L’auteur nous émeut également quand il relate la maladie de son père et les confusions qu’elle provoque.
En lisant les carnets de souvenirs consignés par son paternel, l’auteur n’a pas réussi à comprendre pourquoi il y a tant de pans de vie occultés. « Les lambeaux de souvenirs de nos enfances ne sont jamais factuels. » Pas de trace de la chatte Fagounette, animal redouté du père. De même Clarisse semble avoir été reléguée de sa mémoire. Pourtant cette femme a joué un rôle primordial dans l’éducation de l’auteur, à la fois nounou, tante. Il lui a d’ailleurs rendu hommage dans une biographie.(1)
Mais pouvait-elle être responsable de la mésentente, de la désunion de ses grands-parents ? Cependant ausculter l’intimité conjugale a des limites. « Il y a un seuil qu’aucun étranger ne parvient à franchir ».
Le romancier biographe sonde sa mémoire, et se retrouve confronté à une pléthore d’interrogations qui tournent à l’obsession. Une phrase traumatisante, entendue à cinq ans l’a hanté : « On aimerait te manger à la croque-au-sel » !
Parmi les non-dits, on retiendra les points suivants :
L’orientation sexuelle du couple formé par son cousin Jojo et son compagnon Monsieur Félipe, chez qui l’auteur, alors âgé de treize ans, a séjourné à Marseille après un camp de scouts. Dans la famille Vitoux la tolérance et le silence prévalaient.
L’amour inconditionnel de Clarisse pour Henriette Rouyer/Vitoux, son professeur de français et d’anglais avait « quelque chose d’insensé ». Auraient-elles partagé une forme d’amour saphique ? Cette ferveur, cette adoration hors normes ont fait naître chez Clarisse la vocation d’enseigner à son tour.
La filiation d’Odette Lévêque, fille de la domestique des grands parents, présentée comme la sœur de lait. Mais ne serait-elle pas plutôt le fruit d’amours ancillaires au sixième étage du quai d’Anjou ? Donc une demi-sœur. Un secret bien gardé. Exilée aux USA., Odette aimait retrouver le quai d’Anjou. Elle reste une comète qui « a laissé un sillage lumineux, tant sa présence avait été phosphorescente et joyeuse ».
On devine la frustration de l’enquêteur qui n’a plus de témoins potentiels à questionner, qui ne dispose que de cassettes d’interviews inaudibles.
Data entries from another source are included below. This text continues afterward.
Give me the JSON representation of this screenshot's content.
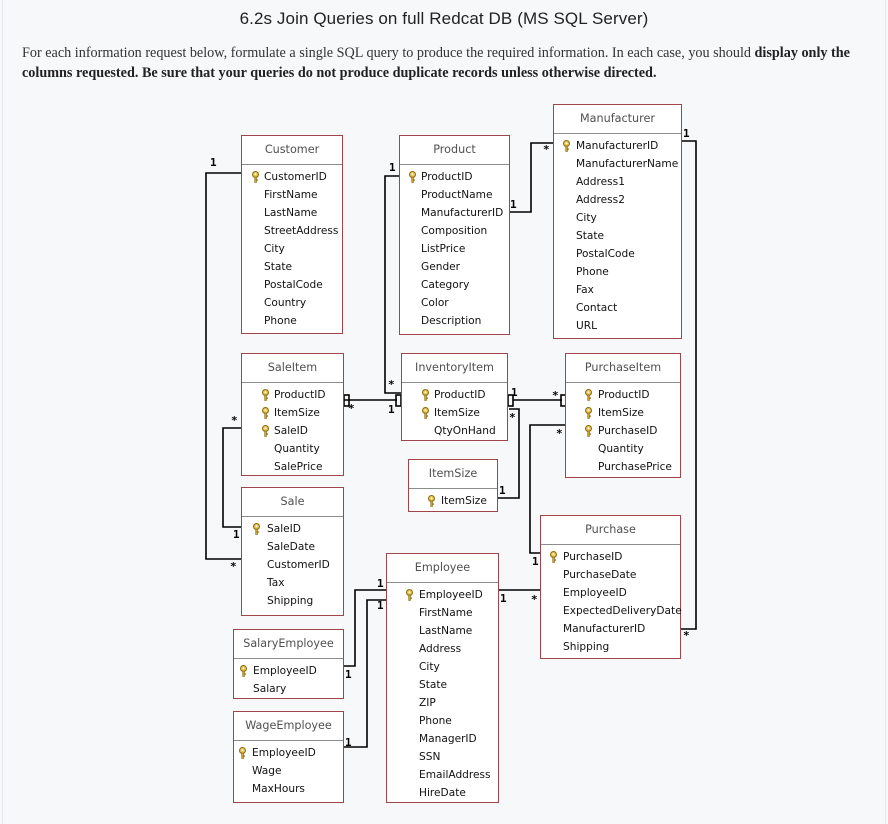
{
  "title": "6.2s Join Queries on full Redcat DB (MS SQL Server)",
  "intro": {
    "text": "For each information request below, formulate a single SQL query to produce the required information.  In each case, you should ",
    "bold1": "display only the columns requested.  Be sure that your queries do not produce duplicate records unless otherwise directed."
  },
  "diagram": {
    "tables": {
      "customer": {
        "name": "Customer",
        "fields": [
          {
            "name": "CustomerID",
            "pk": true
          },
          {
            "name": "FirstName"
          },
          {
            "name": "LastName"
          },
          {
            "name": "StreetAddress"
          },
          {
            "name": "City"
          },
          {
            "name": "State"
          },
          {
            "name": "PostalCode"
          },
          {
            "name": "Country"
          },
          {
            "name": "Phone"
          }
        ]
      },
      "product": {
        "name": "Product",
        "fields": [
          {
            "name": "ProductID",
            "pk": true
          },
          {
            "name": "ProductName"
          },
          {
            "name": "ManufacturerID"
          },
          {
            "name": "Composition"
          },
          {
            "name": "ListPrice"
          },
          {
            "name": "Gender"
          },
          {
            "name": "Category"
          },
          {
            "name": "Color"
          },
          {
            "name": "Description"
          }
        ]
      },
      "manufacturer": {
        "name": "Manufacturer",
        "fields": [
          {
            "name": "ManufacturerID",
            "pk": true
          },
          {
            "name": "ManufacturerName"
          },
          {
            "name": "Address1"
          },
          {
            "name": "Address2"
          },
          {
            "name": "City"
          },
          {
            "name": "State"
          },
          {
            "name": "PostalCode"
          },
          {
            "name": "Phone"
          },
          {
            "name": "Fax"
          },
          {
            "name": "Contact"
          },
          {
            "name": "URL"
          }
        ]
      },
      "saleitem": {
        "name": "SaleItem",
        "fields": [
          {
            "name": "ProductID",
            "pk": true
          },
          {
            "name": "ItemSize",
            "pk": true
          },
          {
            "name": "SaleID",
            "pk": true
          },
          {
            "name": "Quantity"
          },
          {
            "name": "SalePrice"
          }
        ]
      },
      "inventoryitem": {
        "name": "InventoryItem",
        "fields": [
          {
            "name": "ProductID",
            "pk": true
          },
          {
            "name": "ItemSize",
            "pk": true
          },
          {
            "name": "QtyOnHand"
          }
        ]
      },
      "purchaseitem": {
        "name": "PurchaseItem",
        "fields": [
          {
            "name": "ProductID",
            "pk": true
          },
          {
            "name": "ItemSize",
            "pk": true
          },
          {
            "name": "PurchaseID",
            "pk": true
          },
          {
            "name": "Quantity"
          },
          {
            "name": "PurchasePrice"
          }
        ]
      },
      "itemsize": {
        "name": "ItemSize",
        "fields": [
          {
            "name": "ItemSize",
            "pk": true
          }
        ]
      },
      "sale": {
        "name": "Sale",
        "fields": [
          {
            "name": "SaleID",
            "pk": true
          },
          {
            "name": "SaleDate"
          },
          {
            "name": "CustomerID"
          },
          {
            "name": "Tax"
          },
          {
            "name": "Shipping"
          }
        ]
      },
      "purchase": {
        "name": "Purchase",
        "fields": [
          {
            "name": "PurchaseID",
            "pk": true
          },
          {
            "name": "PurchaseDate"
          },
          {
            "name": "EmployeeID"
          },
          {
            "name": "ExpectedDeliveryDate"
          },
          {
            "name": "ManufacturerID"
          },
          {
            "name": "Shipping"
          }
        ]
      },
      "employee": {
        "name": "Employee",
        "fields": [
          {
            "name": "EmployeeID",
            "pk": true
          },
          {
            "name": "FirstName"
          },
          {
            "name": "LastName"
          },
          {
            "name": "Address"
          },
          {
            "name": "City"
          },
          {
            "name": "State"
          },
          {
            "name": "ZIP"
          },
          {
            "name": "Phone"
          },
          {
            "name": "ManagerID"
          },
          {
            "name": "SSN"
          },
          {
            "name": "EmailAddress"
          },
          {
            "name": "HireDate"
          }
        ]
      },
      "salaryemployee": {
        "name": "SalaryEmployee",
        "fields": [
          {
            "name": "EmployeeID",
            "pk": true
          },
          {
            "name": "Salary"
          }
        ]
      },
      "wageemployee": {
        "name": "WageEmployee",
        "fields": [
          {
            "name": "EmployeeID",
            "pk": true
          },
          {
            "name": "Wage"
          },
          {
            "name": "MaxHours"
          }
        ]
      }
    },
    "relationships": [
      {
        "from": "Customer.CustomerID",
        "to": "Sale.CustomerID",
        "one": "1",
        "many": "*"
      },
      {
        "from": "Product.ProductID",
        "to": "InventoryItem.ProductID",
        "one": "1",
        "many": "*"
      },
      {
        "from": "Manufacturer.ManufacturerID",
        "to": "Product.ManufacturerID",
        "one": "1",
        "many": "*"
      },
      {
        "from": "Manufacturer.ManufacturerID",
        "to": "Purchase.ManufacturerID",
        "one": "1",
        "many": "*"
      },
      {
        "from": "InventoryItem",
        "to": "SaleItem",
        "one": "1",
        "many": "*"
      },
      {
        "from": "InventoryItem",
        "to": "PurchaseItem",
        "one": "1",
        "many": "*"
      },
      {
        "from": "ItemSize.ItemSize",
        "to": "InventoryItem.ItemSize",
        "one": "1",
        "many": "*"
      },
      {
        "from": "Sale.SaleID",
        "to": "SaleItem.SaleID",
        "one": "1",
        "many": "*"
      },
      {
        "from": "Purchase.PurchaseID",
        "to": "PurchaseItem.PurchaseID",
        "one": "1",
        "many": "*"
      },
      {
        "from": "Employee.EmployeeID",
        "to": "Purchase.EmployeeID",
        "one": "1",
        "many": "*"
      },
      {
        "from": "Employee.EmployeeID",
        "to": "SalaryEmployee.EmployeeID",
        "one": "1",
        "many": "1"
      },
      {
        "from": "Employee.EmployeeID",
        "to": "WageEmployee.EmployeeID",
        "one": "1",
        "many": "1"
      }
    ],
    "labels": {
      "one": "1",
      "many": "*"
    }
  }
}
« Les bandes magnétiques s’effacent, les sons deviennent une bouillie sonore ».
Il se reproche son incuriosité. Pas de courriers à consulter, aucun objet palpable, juste des albums photos que son épouse Nicole se plaît à compulser.
Espère-t-elle y débusquer des indices ?
L’écrivain signe un récit à la veine autobiographique, pétri de sincérité, teinté de regrets, qui incite à lire ses romans précédents. Le chapelet de souvenirs fait revivre les fantômes qui ont taraudé l’auteur. « Le souvenir, c’est la présence invisible » selon Hugo. « Le passé est un trou noir à la formidable puissance d’attraction ».